Clinical Breast Exam
Instruction in self breast exam is offered during your routine gyn exam, with Dr. Pollycove demonstrating “typical” breast density variations that allow you to feel more confident that you are not missing something important. And for women who do not want to examine their own breasts, reassurance that this is also an acceptable choice in self care, supported by some very large studies on this topic. Dr. Pollycove often says to her patients, “If you can feel the quality of a fabric between your thumb and fingers, feel the difference between a rough burlap sack and a fine silk scarf, you can learn to feel confident when examining your breasts.”
Women who are still having menstrual cycles may notice subtle or profound changes in their breasts according to time in the cycle. Usually the week or 10 days before menstruation starts our breasts are most tender and we find the majority of painful cysts or enlargements. But if such new findings do not disappear when the period is over, please call the office to be examined by Dr. Pollycove. Although this is not an emergency by medical/surgical standards, such lumps can feel like emotional emergencies and are treated promptly to maximize resolution and minimize anxiety.
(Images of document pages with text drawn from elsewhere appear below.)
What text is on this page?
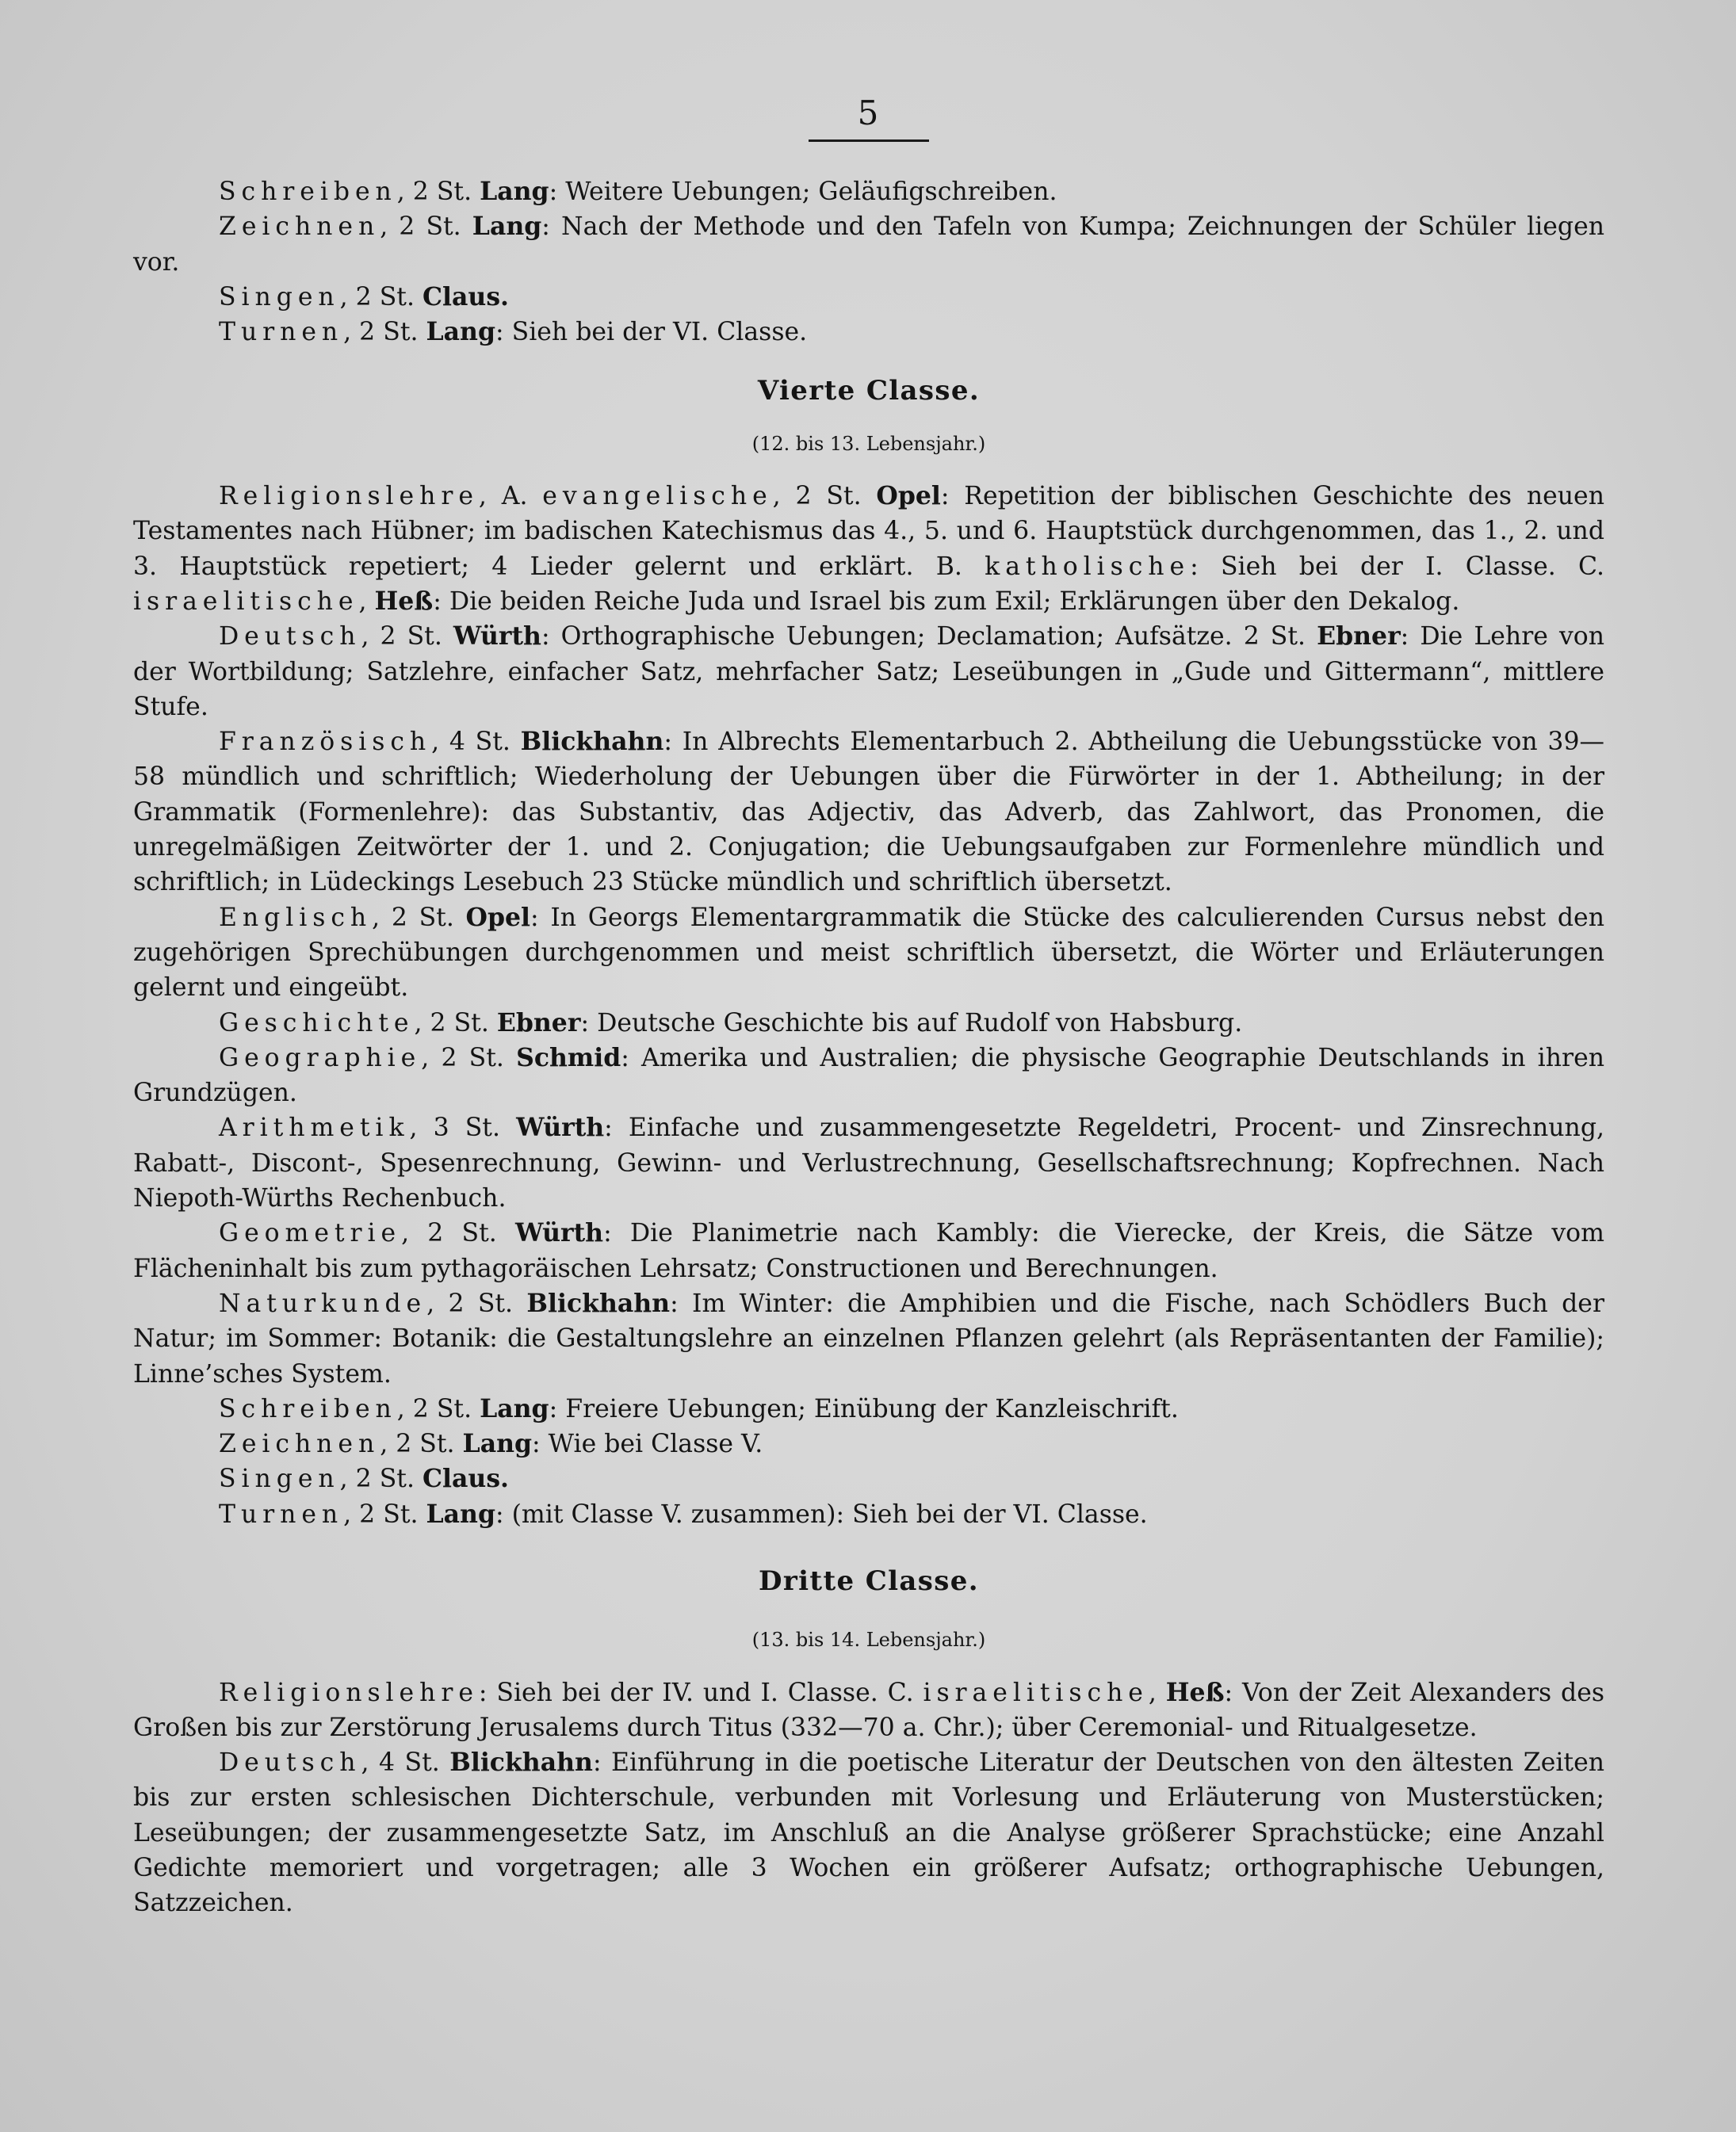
5

Schreiben, 2 St. Lang: Weitere Uebungen; Geläufigschreiben.

Zeichnen, 2 St. Lang: Nach der Methode und den Tafeln von Kumpa; Zeichnungen der Schüler liegen vor.

Singen, 2 St. Claus.

Turnen, 2 St. Lang: Sieh bei der VI. Classe.

Vierte Classe.

(12. bis 13. Lebensjahr.)

Religionslehre, A. evangelische, 2 St. Opel: Repetition der biblischen Geschichte des neuen Testamentes nach Hübner; im badischen Katechismus das 4., 5. und 6. Hauptstück durchgenommen, das 1., 2. und 3. Hauptstück repetiert; 4 Lieder gelernt und erklärt. B. katholische: Sieh bei der I. Classe. C. israelitische, Heß: Die beiden Reiche Juda und Israel bis zum Exil; Erklärungen über den Dekalog.

Deutsch, 2 St. Würth: Orthographische Uebungen; Declamation; Aufsätze. 2 St. Ebner: Die Lehre von der Wortbildung; Satzlehre, einfacher Satz, mehrfacher Satz; Leseübungen in „Gude und Gittermann“, mittlere Stufe.

Französisch, 4 St. Blickhahn: In Albrechts Elementarbuch 2. Abtheilung die Uebungsstücke von 39—58 mündlich und schriftlich; Wiederholung der Uebungen über die Fürwörter in der 1. Abtheilung; in der Grammatik (Formenlehre): das Substantiv, das Adjectiv, das Adverb, das Zahlwort, das Pronomen, die unregelmäßigen Zeitwörter der 1. und 2. Conjugation; die Uebungsaufgaben zur Formenlehre mündlich und schriftlich; in Lüdeckings Lesebuch 23 Stücke mündlich und schriftlich übersetzt.

Englisch, 2 St. Opel: In Georgs Elementargrammatik die Stücke des calculierenden Cursus nebst den zugehörigen Sprechübungen durchgenommen und meist schriftlich übersetzt, die Wörter und Erläuterungen gelernt und eingeübt.

Geschichte, 2 St. Ebner: Deutsche Geschichte bis auf Rudolf von Habsburg.

Geographie, 2 St. Schmid: Amerika und Australien; die physische Geographie Deutschlands in ihren Grundzügen.

Arithmetik, 3 St. Würth: Einfache und zusammengesetzte Regeldetri, Procent- und Zinsrechnung, Rabatt-, Discont-, Spesenrechnung, Gewinn- und Verlustrechnung, Gesellschaftsrechnung; Kopfrechnen. Nach Niepoth-Würths Rechenbuch.

Geometrie, 2 St. Würth: Die Planimetrie nach Kambly: die Vierecke, der Kreis, die Sätze vom Flächeninhalt bis zum pythagoräischen Lehrsatz; Constructionen und Berechnungen.

Naturkunde, 2 St. Blickhahn: Im Winter: die Amphibien und die Fische, nach Schödlers Buch der Natur; im Sommer: Botanik: die Gestaltungslehre an einzelnen Pflanzen gelehrt (als Repräsentanten der Familie); Linne’sches System.

Schreiben, 2 St. Lang: Freiere Uebungen; Einübung der Kanzleischrift.

Zeichnen, 2 St. Lang: Wie bei Classe V.

Singen, 2 St. Claus.

Turnen, 2 St. Lang: (mit Classe V. zusammen): Sieh bei der VI. Classe.

Dritte Classe.

(13. bis 14. Lebensjahr.)

Religionslehre: Sieh bei der IV. und I. Classe. C. israelitische, Heß: Von der Zeit Alexanders des Großen bis zur Zerstörung Jerusalems durch Titus (332—70 a. Chr.); über Ceremonial- und Ritualgesetze.

Deutsch, 4 St. Blickhahn: Einführung in die poetische Literatur der Deutschen von den ältesten Zeiten bis zur ersten schlesischen Dichterschule, verbunden mit Vorlesung und Erläuterung von Musterstücken; Leseübungen; der zusammengesetzte Satz, im Anschluß an die Analyse größerer Sprachstücke; eine Anzahl Gedichte memoriert und vorgetragen; alle 3 Wochen ein größerer Aufsatz; orthographische Uebungen, Satzzeichen.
The optimal standard of breast care in all women at increased risk and all women over 50 includes a twice annual clinical breast exam, the careful exam of the breasts performed by clinician with interest and expertise in breast health. In addition I recommend a baseline mammogram at age 35 and annual mammograms for women over 40. Sometimes a sonogram of the breast is done to further evaluate a lump or mass that is felt on exam, especially in younger women. These ultrasound imaging tests are very helpful in assuring a benign cause of the lump or the rare cancer that is found on self or clinical breast examination. MRI is a highly sensitive method for assessing the biologic activity of an area of the breast, usually guided by changes seen on a mammogram. In some instances, periodic MRI is the optimal imaging technique to clarify benign from potentially pre-cancer or subtle invasive breast cancer as detected by mammography or ultrasound. Tiny “core biopsies” may be taken at the breast center to give specific microscopic details of an imaging finding. These are more common as our detection techniques become more detailed and clinical research correlates better outcomes with accurate early detection of abnormalities in the breast.
Serving on the Board of Trustees of the American Society of Breast Centers, followed by years on the Board of the National Consortium of Breast Centers, NCBC, in 2018 Dr. Pollycove was awarded the title of Fellow, signifying her unusual deep experience in breast care. Her research interest prior to medical school centered on immunology and the breast cancer causing virus, MTV, at the Cancer Research Genetics Laboratory of University of California at Berkeley. From those early days to the present, expertise in all areas of breast cancer: early detection with screening, details of diagnosis, clinical care options and survivor care continue to be areas of great interest and expertise.